Kamis, 30 Desember 2010

Pentingnya Dakwah Bi al-Hal

Pengertian Dakwah
            Dalam bukunya Fiqhud Dakwah, Muhammad Natsir mengatakan bahwa ada tiga metode dakwah yang relevan disampaikan ditengah masyarakat yakni dakwah bi al- lisan, bi al-kalam, dan yang terakhir bi al-hal.[1] Dalam prakteknya dewasa ini, baru dakwah bi al-lisan yang  sering dilakukan. Sementara dakwah bi al-kalam dan bi al-hal masih jauh dari harapan.  Terlepas dari itu semua pengertian dakwah apabila diibaratkan seperti lampu kehidupan, yang memberikan cahaya dan menerangi jalan kehidupan yang lebih baik, dari kegelapan menuju terang benderang, dari keserakahan menuju kedermawanan. Dakwah merupakan bagian yang cukup terpenting dalam bagi umat saat ini tatkala manusia dilanda kegersangan spiritual, rapuhnya akhlak, maraknya korupsi, kolusi dan manipulasi, ketimpangan sosial, kerusuhan, kecurangan dan sederet tindakan-tindakan lainnya. Jelas bahwa dakwah merupakan seruan atau ajakan kepada keinsafan, atau usaha mengubah situasi yang buruk kepada situasi yang lebih baik dan  sempurna.


Muhammad  SAW Melaksanakan Dakwah Bi al-Hal
            Kalau kita mau melihat sejarah Muhammad SAW dalam menyampaikan dakwahnya, ia tidak hanya bertabligh, mengajar, atau mendidik dan membimbing, tetapi juga sebagai uswatun hasanah. Ia juga memberikan contoh dalam pelaksanaanya, sangat memperhatikan dan memberikan arahan terhadap kehidupan sosial, ekonomi seperti pertanian, peternakan, perdagangan dan sebagainya.[2]
 Dakwah Nabi pun dalam periode Mekkah penuh dengan pengorbanan-pengorbanan baik raga, harta benda, bahkan jiwanya terancam akibat percobaan pembunuhan serta yang lebih berat lagi adalah korban perasaan, dari pada fitnah berupa ejekan, cemooh, cerca, penderitaan karena dikucilkan dan sebagainya. Demikian pula dalam periode Madinah para sahabat dan para pengikut Nabi, mereka bekerja keras dalam berbagai sektor kehidupan sosial, ekonomi dan sebagainya, orang-orang dari Anshor sebagian memberikan tanahnya, ternaknya, hartanya, kepada orang-orang Muhajirin yang telah kehabisan bekal.

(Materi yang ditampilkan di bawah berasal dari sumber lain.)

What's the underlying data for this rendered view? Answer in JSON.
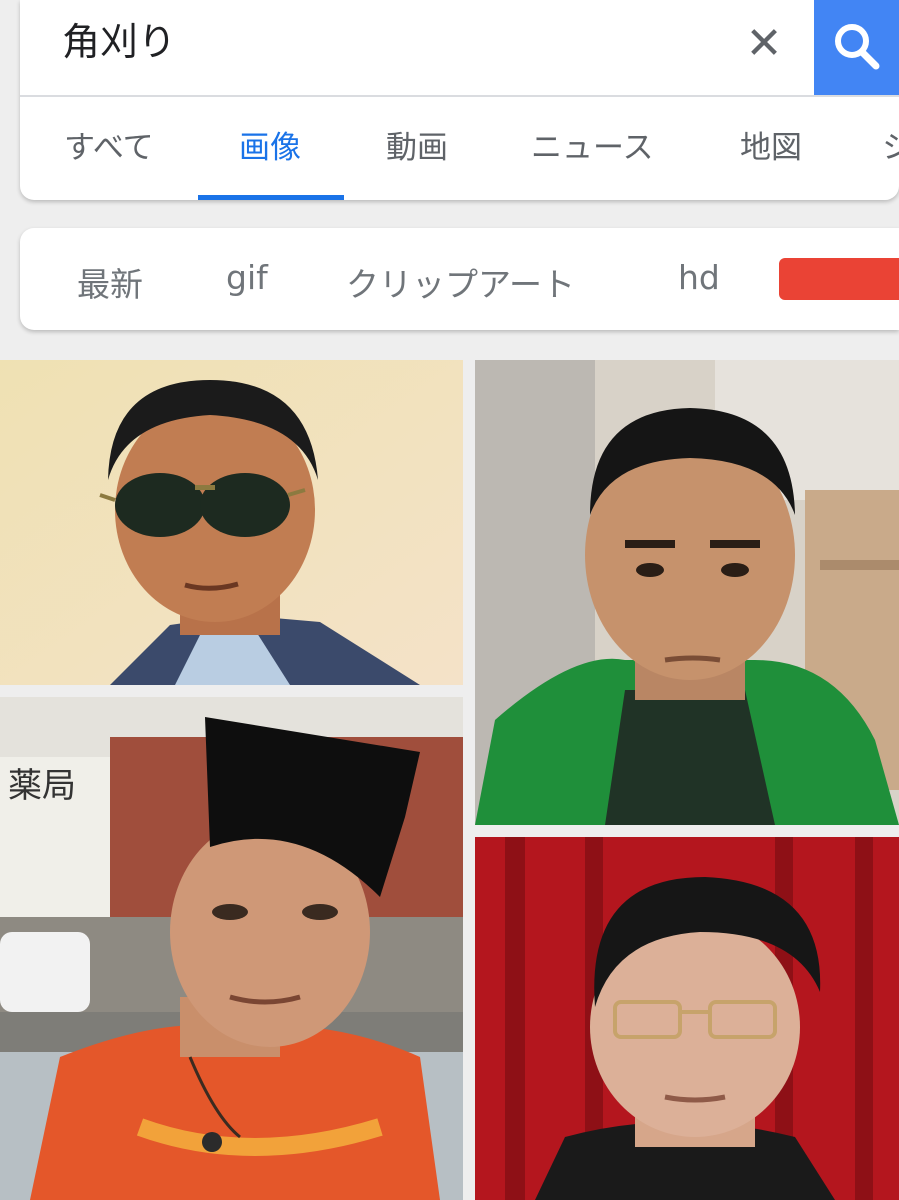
{
  "search": {
    "query": "角刈り"
  },
  "tabs": [
    {
      "label": "すべて",
      "active": false
    },
    {
      "label": "画像",
      "active": true
    },
    {
      "label": "動画",
      "active": false
    },
    {
      "label": "ニュース",
      "active": false
    },
    {
      "label": "地図",
      "active": false
    },
    {
      "label": "シ",
      "active": false
    }
  ],
  "chips": [
    {
      "label": "最新"
    },
    {
      "label": "gif"
    },
    {
      "label": "クリップアート"
    },
    {
      "label": "hd"
    }
  ],
  "colors": {
    "accent": "#1a73e8",
    "search_button": "#4285f4",
    "color_chip": "#ea4335"
  },
  "images": [
    {
      "description": "man with sunglasses in suit"
    },
    {
      "description": "man with short flat haircut in green hoodie"
    },
    {
      "description": "man with tall flat-top haircut in street"
    },
    {
      "description": "man with glasses in front of red curtain"
    }
  ]
}
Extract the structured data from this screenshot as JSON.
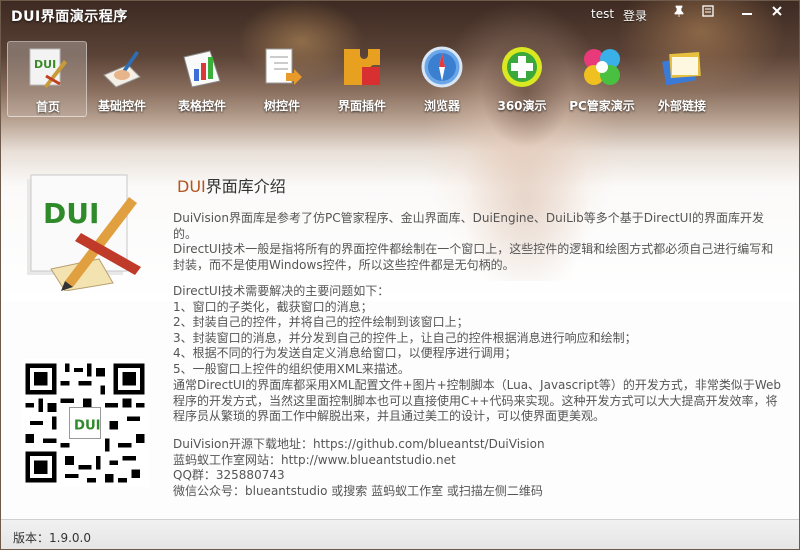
{
  "window": {
    "title": "DUI界面演示程序",
    "user": "test",
    "login_label": "登录",
    "controls": [
      "pin-icon",
      "skin-icon",
      "minimize-icon",
      "close-icon"
    ]
  },
  "toolbar": {
    "tabs": [
      {
        "label": "首页",
        "icon": "dui-home-icon",
        "active": true
      },
      {
        "label": "基础控件",
        "icon": "writing-hand-icon"
      },
      {
        "label": "表格控件",
        "icon": "bar-chart-icon"
      },
      {
        "label": "树控件",
        "icon": "document-tree-icon"
      },
      {
        "label": "界面插件",
        "icon": "puzzle-icon"
      },
      {
        "label": "浏览器",
        "icon": "compass-browser-icon"
      },
      {
        "label": "360演示",
        "icon": "plus-circle-icon"
      },
      {
        "label": "PC管家演示",
        "icon": "clover-icon"
      },
      {
        "label": "外部链接",
        "icon": "stacked-books-icon"
      }
    ]
  },
  "content": {
    "title_highlight": "DUI",
    "title_rest": "界面库介绍",
    "paragraph1": "DuiVision界面库是参考了仿PC管家程序、金山界面库、DuiEngine、DuiLib等多个基于DirectUI的界面库开发的。",
    "paragraph2": "DirectUI技术一般是指将所有的界面控件都绘制在一个窗口上，这些控件的逻辑和绘图方式都必须自己进行编写和封装，而不是使用Windows控件，所以这些控件都是无句柄的。",
    "list_intro": "DirectUI技术需要解决的主要问题如下：",
    "list": [
      "1、窗口的子类化，截获窗口的消息；",
      "2、封装自己的控件，并将自己的控件绘制到该窗口上；",
      "3、封装窗口的消息，并分发到自己的控件上，让自己的控件根据消息进行响应和绘制；",
      "4、根据不同的行为发送自定义消息给窗口，以便程序进行调用；",
      "5、一般窗口上控件的组织使用XML来描述。"
    ],
    "paragraph3": "通常DirectUI的界面库都采用XML配置文件+图片+控制脚本（Lua、Javascript等）的开发方式，非常类似于Web程序的开发方式，当然这里面控制脚本也可以直接使用C++代码来实现。这种开发方式可以大大提高开发效率，将程序员从繁琐的界面工作中解脱出来，并且通过美工的设计，可以使界面更美观。",
    "links": [
      "DuiVision开源下载地址：https://github.com/blueantst/DuiVision",
      "蓝蚂蚁工作室网站：http://www.blueantstudio.net",
      "QQ群：325880743",
      "微信公众号：blueantstudio 或搜索 蓝蚂蚁工作室 或扫描左侧二维码"
    ],
    "big_icon_text": "DUI"
  },
  "statusbar": {
    "version": "版本：1.9.0.0"
  }
}
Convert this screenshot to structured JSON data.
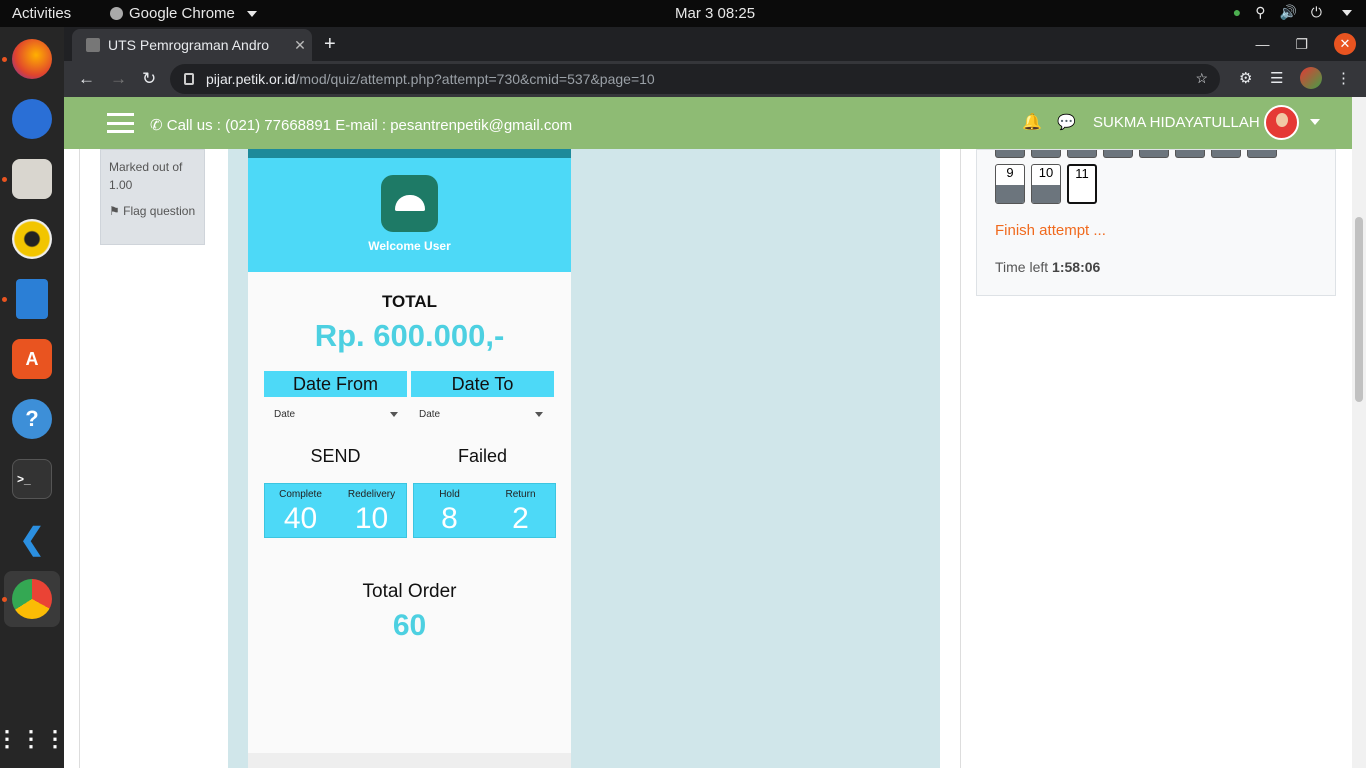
{
  "os": {
    "activities": "Activities",
    "app_name": "Google Chrome",
    "clock": "Mar 3  08:25"
  },
  "browser": {
    "tab_title": "UTS Pemrograman Andro",
    "url_host": "pijar.petik.or.id",
    "url_path": "/mod/quiz/attempt.php?attempt=730&cmid=537&page=10"
  },
  "header": {
    "contact": "Call us : (021) 77668891  E-mail : pesantrenpetik@gmail.com",
    "username": "SUKMA HIDAYATULLAH"
  },
  "question_info": {
    "marked": "Marked out of 1.00",
    "flag": "Flag question"
  },
  "app_screen": {
    "welcome": "Welcome User",
    "total_label": "TOTAL",
    "total_value": "Rp. 600.000,-",
    "date_from": "Date From",
    "date_to": "Date To",
    "date_from_select": "Date",
    "date_to_select": "Date",
    "send_title": "SEND",
    "failed_title": "Failed",
    "send_stats": [
      {
        "label": "Complete",
        "value": "40"
      },
      {
        "label": "Redelivery",
        "value": "10"
      }
    ],
    "failed_stats": [
      {
        "label": "Hold",
        "value": "8"
      },
      {
        "label": "Return",
        "value": "2"
      }
    ],
    "order_label": "Total Order",
    "order_value": "60"
  },
  "quiz_nav": {
    "buttons": [
      {
        "label": "9",
        "answered": true
      },
      {
        "label": "10",
        "answered": true
      },
      {
        "label": "11",
        "answered": false,
        "current": true
      }
    ],
    "finish": "Finish attempt ...",
    "time_label": "Time left ",
    "time_value": "1:58:06"
  }
}
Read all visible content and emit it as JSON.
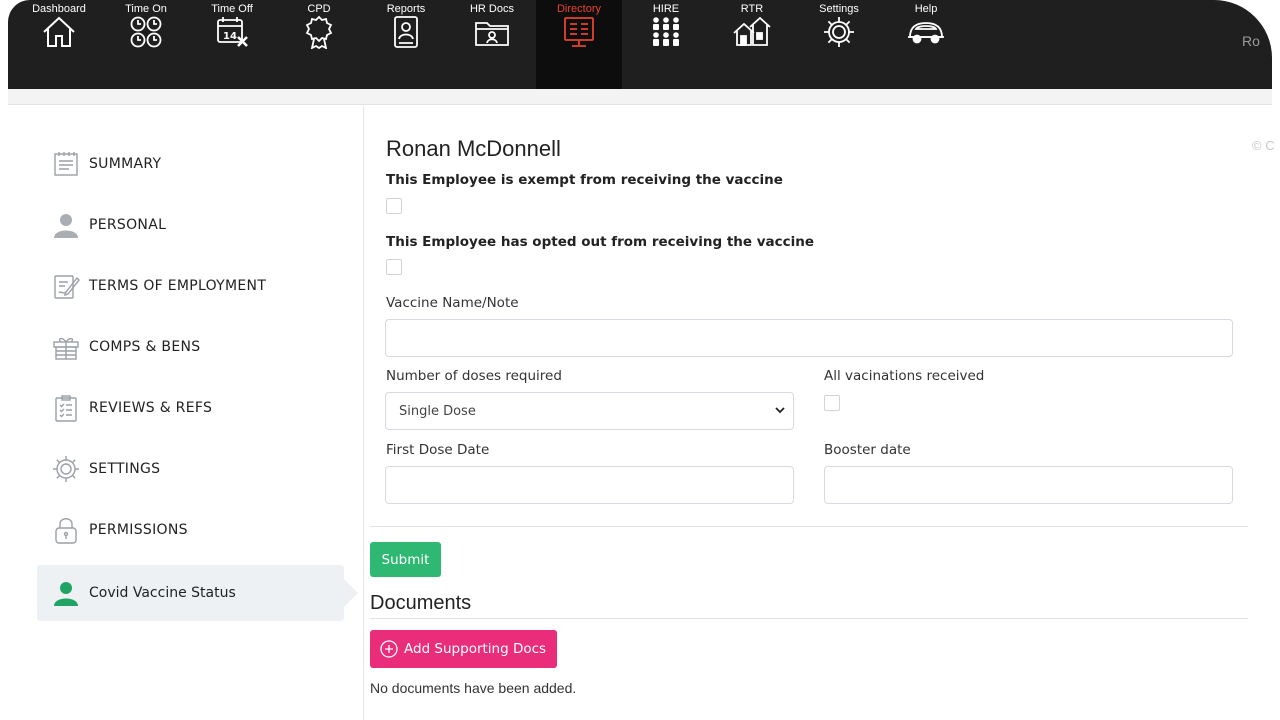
{
  "nav": {
    "items": [
      {
        "label": "Dashboard",
        "icon": "house-icon"
      },
      {
        "label": "Time On",
        "icon": "clock-grid-icon"
      },
      {
        "label": "Time Off",
        "icon": "calendar-x-icon"
      },
      {
        "label": "CPD",
        "icon": "award-icon"
      },
      {
        "label": "Reports",
        "icon": "report-icon"
      },
      {
        "label": "HR Docs",
        "icon": "folder-icon"
      },
      {
        "label": "Directory",
        "icon": "directory-icon"
      },
      {
        "label": "HIRE",
        "icon": "people-grid-icon"
      },
      {
        "label": "RTR",
        "icon": "houses-icon"
      },
      {
        "label": "Settings",
        "icon": "gear-icon"
      },
      {
        "label": "Help",
        "icon": "car-icon"
      }
    ],
    "active": "Directory",
    "user_fragment": "Ro"
  },
  "sidebar": {
    "items": [
      {
        "label": "SUMMARY",
        "icon": "summary-icon"
      },
      {
        "label": "PERSONAL",
        "icon": "person-icon"
      },
      {
        "label": "TERMS OF EMPLOYMENT",
        "icon": "contract-icon"
      },
      {
        "label": "COMPS & BENS",
        "icon": "gift-icon"
      },
      {
        "label": "REVIEWS & REFS",
        "icon": "checklist-icon"
      },
      {
        "label": "SETTINGS",
        "icon": "gear-icon"
      },
      {
        "label": "PERMISSIONS",
        "icon": "lock-icon"
      },
      {
        "label": "Covid Vaccine Status",
        "icon": "person-green-icon"
      }
    ],
    "active": "Covid Vaccine Status"
  },
  "main": {
    "copyright": "© C",
    "employee_name": "Ronan McDonnell",
    "exempt_label": "This Employee is exempt from receiving the vaccine",
    "optout_label": "This Employee has opted out from receiving the vaccine",
    "vaccine_name_label": "Vaccine Name/Note",
    "vaccine_name_value": "",
    "doses_label": "Number of doses required",
    "doses_value": "Single Dose",
    "all_received_label": "All vacinations received",
    "first_dose_label": "First Dose Date",
    "first_dose_value": "",
    "booster_label": "Booster date",
    "booster_value": "",
    "submit_label": "Submit",
    "documents_title": "Documents",
    "add_docs_label": "Add Supporting Docs",
    "no_docs_text": "No documents have been added."
  },
  "colors": {
    "nav_bg": "#1f1f1f",
    "active_nav_text": "#e8432f",
    "submit_green": "#2eb872",
    "add_pink": "#ea2d7a",
    "active_side_icon": "#1fa463"
  }
}
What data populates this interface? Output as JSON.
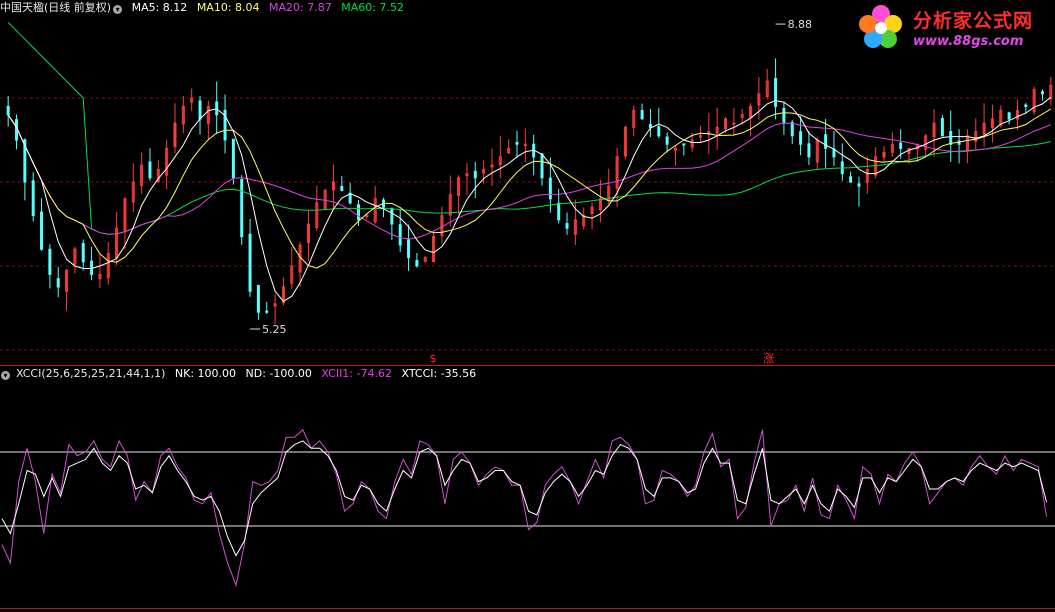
{
  "header": {
    "stock": "中国天楹(日线 前复权)",
    "ma5": "MA5: 8.12",
    "ma10": "MA10: 8.04",
    "ma20": "MA20: 7.87",
    "ma60": "MA60: 7.52"
  },
  "indicator": {
    "name": "XCCI(25,6,25,25,21,44,1,1)",
    "nk": "NK: 100.00",
    "nd": "ND: -100.00",
    "xcci1": "XCII1: -74.62",
    "xtcci": "XTCCI: -35.56"
  },
  "logo": {
    "title": "分析家公式网",
    "url": "www.88gs.com"
  },
  "colors": {
    "up": "#ff3c3c",
    "down": "#54ffff",
    "ma5": "#ffffff",
    "ma10": "#ffff66",
    "ma20": "#e040e0",
    "ma60": "#00e040",
    "grid": "#7a1010",
    "xcci1": "#d050d0",
    "xtcci": "#ffffff"
  },
  "chart_data": [
    {
      "type": "candlestick",
      "title": "中国天楹(日线 前复权)",
      "ylim": [
        5.0,
        9.0
      ],
      "annotations": [
        {
          "label": "8.88",
          "value": 8.88,
          "kind": "high",
          "index": 92
        },
        {
          "label": "5.25",
          "value": 5.25,
          "kind": "low",
          "index": 29
        }
      ],
      "signals": [
        {
          "label": "$",
          "index": 51
        },
        {
          "label": "涨",
          "index": 91
        }
      ],
      "close": [
        7.8,
        7.5,
        7.0,
        6.6,
        6.2,
        5.9,
        5.75,
        5.95,
        6.2,
        6.05,
        5.9,
        5.9,
        6.15,
        6.45,
        6.8,
        7.0,
        7.2,
        7.05,
        7.15,
        7.4,
        7.7,
        7.9,
        8.0,
        7.75,
        7.9,
        7.8,
        7.5,
        7.05,
        6.35,
        5.7,
        5.45,
        5.45,
        5.55,
        5.75,
        6.0,
        6.25,
        6.5,
        6.75,
        6.9,
        7.0,
        6.9,
        6.75,
        6.55,
        6.6,
        6.8,
        6.7,
        6.5,
        6.25,
        6.1,
        6.0,
        6.1,
        6.35,
        6.6,
        6.85,
        7.05,
        7.1,
        7.05,
        7.15,
        7.2,
        7.3,
        7.4,
        7.45,
        7.45,
        7.3,
        7.05,
        6.8,
        6.55,
        6.45,
        6.55,
        6.6,
        6.7,
        6.8,
        6.95,
        7.3,
        7.65,
        7.85,
        7.75,
        7.65,
        7.55,
        7.45,
        7.4,
        7.45,
        7.5,
        7.55,
        7.6,
        7.65,
        7.75,
        7.7,
        7.8,
        7.9,
        8.05,
        8.2,
        7.9,
        7.7,
        7.55,
        7.45,
        7.3,
        7.5,
        7.4,
        7.3,
        7.1,
        7.0,
        6.95,
        7.15,
        7.3,
        7.35,
        7.45,
        7.4,
        7.4,
        7.45,
        7.55,
        7.7,
        7.55,
        7.45,
        7.45,
        7.55,
        7.6,
        7.7,
        7.75,
        7.85,
        7.75,
        7.85,
        7.9,
        8.1,
        8.05,
        8.15
      ],
      "ma60": [
        7.52
      ]
    },
    {
      "type": "line",
      "title": "XCCI(25,6,25,25,21,44,1,1)",
      "ylim": [
        -300,
        300
      ],
      "reference_lines": [
        100,
        -100
      ],
      "series": [
        {
          "name": "XCII1",
          "values": [
            -150,
            -200,
            20,
            110,
            20,
            -120,
            40,
            -10,
            120,
            90,
            100,
            130,
            80,
            60,
            130,
            90,
            -30,
            20,
            -10,
            90,
            110,
            60,
            30,
            -30,
            -40,
            -10,
            -120,
            -200,
            -260,
            -150,
            20,
            10,
            20,
            50,
            140,
            140,
            160,
            110,
            130,
            100,
            40,
            -60,
            -40,
            20,
            0,
            -60,
            -80,
            20,
            80,
            40,
            130,
            120,
            90,
            -40,
            80,
            100,
            70,
            10,
            40,
            60,
            50,
            10,
            10,
            -110,
            -90,
            10,
            40,
            60,
            20,
            -40,
            20,
            80,
            30,
            130,
            140,
            120,
            80,
            -40,
            -30,
            50,
            40,
            20,
            -20,
            10,
            100,
            150,
            60,
            80,
            -80,
            -50,
            70,
            160,
            -100,
            -40,
            -30,
            10,
            -60,
            30,
            -70,
            -80,
            10,
            -30,
            -80,
            60,
            40,
            -40,
            40,
            20,
            70,
            100,
            60,
            -40,
            -10,
            20,
            30,
            10,
            60,
            90,
            60,
            40,
            90,
            50,
            80,
            70,
            60,
            -74.62
          ]
        },
        {
          "name": "XTCCI",
          "values": [
            -80,
            -120,
            -40,
            50,
            40,
            -20,
            30,
            -20,
            60,
            70,
            80,
            110,
            70,
            50,
            90,
            70,
            0,
            10,
            -10,
            60,
            90,
            50,
            20,
            -20,
            -30,
            -20,
            -60,
            -130,
            -180,
            -140,
            -40,
            -10,
            10,
            30,
            100,
            120,
            130,
            110,
            110,
            90,
            50,
            -20,
            -30,
            10,
            0,
            -40,
            -60,
            0,
            50,
            30,
            100,
            110,
            90,
            10,
            50,
            80,
            70,
            20,
            30,
            50,
            50,
            20,
            10,
            -60,
            -70,
            -10,
            20,
            40,
            20,
            -20,
            10,
            50,
            40,
            90,
            120,
            110,
            80,
            0,
            -20,
            30,
            30,
            20,
            -10,
            0,
            70,
            110,
            70,
            70,
            -30,
            -40,
            40,
            110,
            -30,
            -40,
            -20,
            0,
            -40,
            10,
            -40,
            -60,
            0,
            -20,
            -50,
            30,
            30,
            -10,
            30,
            20,
            50,
            80,
            60,
            0,
            0,
            20,
            30,
            20,
            50,
            70,
            60,
            50,
            70,
            60,
            70,
            60,
            50,
            -35.56
          ]
        }
      ]
    }
  ]
}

Rasul menghimpun harta benda untuk kepentingan pertahanan negara dan sebagainya.[3]
            Jelaslah bahwa kalau kita mau bercermin pada sejarah Nabi, telah memberikan suritauladan dalam hidup dan melakukan dakwahnya beliau senantiasa menunjukkan satunya kata dengan tindakan. Nabi menunjukkan adanya kesatuan antara ucapan dan dengan perbuatan. Beliau tidak hanya hidup berdo’a dan berkhutbah, tanpa melakukan aksi sosial kemasyarakatan.

Merubah Paradigma Dakwah
Dari teladan dakwah yang demikian, maka sesungguhnya dakwah bukanlah sekedar retorika belaka, tetapi harus menjadi teladan tindakan sebagai dakwah pembangunan secara nyata. Ini dikarenakan akibat semakin meluasnya dan semakin kompleksnya kebutuhan masyarakat yang perlu menerima dakwah, jadi dakwah harus menjadi “komunikasi non verbal” atau dakwah bi al-hal. Dalam artian bahwa, lembaga tidak hanya berpusat di masjid-masjid, di forum-forum diskusi, pengajian, dan semacamnya. Dakwah harus mengalami desentralisasi kegiatan. Ia harus berada di bawah, di pemukiman kumuh, di rumah-rumah sakit, di teater-teater, di studio-studio film, musik, di kapal laut, kapal terbang, di pusat-pusat perdagangan, ketenagakerjaan, di pabrik-pabrik, di tempat-tempat gedung pencakar langit, di bank-bank, di pengadilan dan sebagainya.[4]
Model dakwah yang dilakukan secara verbal, oratorik dengan teks-teks al Qur’an dan Sunnah menempatkan dakwah dan pelakunya eksklusif selain menyimpang dari rahmatan lil ‘alamin dan juga dari tradisi kenabian Muhammad SAW. Hal itu meyebabkan kegagalan menampilkan Islam sebagai sesuatu yang menarik dan baik bagi semua orang dalam ragam hirarki keagamaan (santri abangan) faham keagamaan, golongan dan kelas. Bahkan merangkap Islam menjadi agama elit yang tidak terbuka bagi orang awam dan si miskin serta hanya beredar di dalam dirinya sendiri.[5]
Karenanya dakwah penting mempertimbangkan tujuan lebih luas yang bisa diperankan hampir semua orang yang berminat menebarkan praksis, dan praktik kebaikan, keadilan, kesejahteraan, dan kecerdasan. Dakwah adalah kegiatan seni-budaya, politik, penelitian dan pengembangan iptek, produksi, pemasaran, jasa dan perdagangan, pendidikan, dan pers serta pembelaan mereka yang tertindas, melarat dan kelaparan. Dakwah bukan hanya khutbah, pengajian dan kepesantrenan atau hanya bagi lembaga dengan nama resmi Islam yang hanya melibatkan suatau kelas keagamaan (santri).[6]
Dakwah seyogyanya diletakkan di atas fondasi promosi kemanusiaan sehingga memperoleh kemajuan empiris di bidang kesehatan mental dan jasmani, ekonomi, hak politik, cita rasa budaya, kecerdasan emosi dan pikiran, kekayaan informasi serta sikap kritis. Dengan dakwah orang bisa melampaui batas dan perangkap materialisasi sistem, negara dan syari’ah, untuk sampai ke suatu fase spiritual dan metafisis yang bebas di antara sesama dan dihadapan Tuhan.[7]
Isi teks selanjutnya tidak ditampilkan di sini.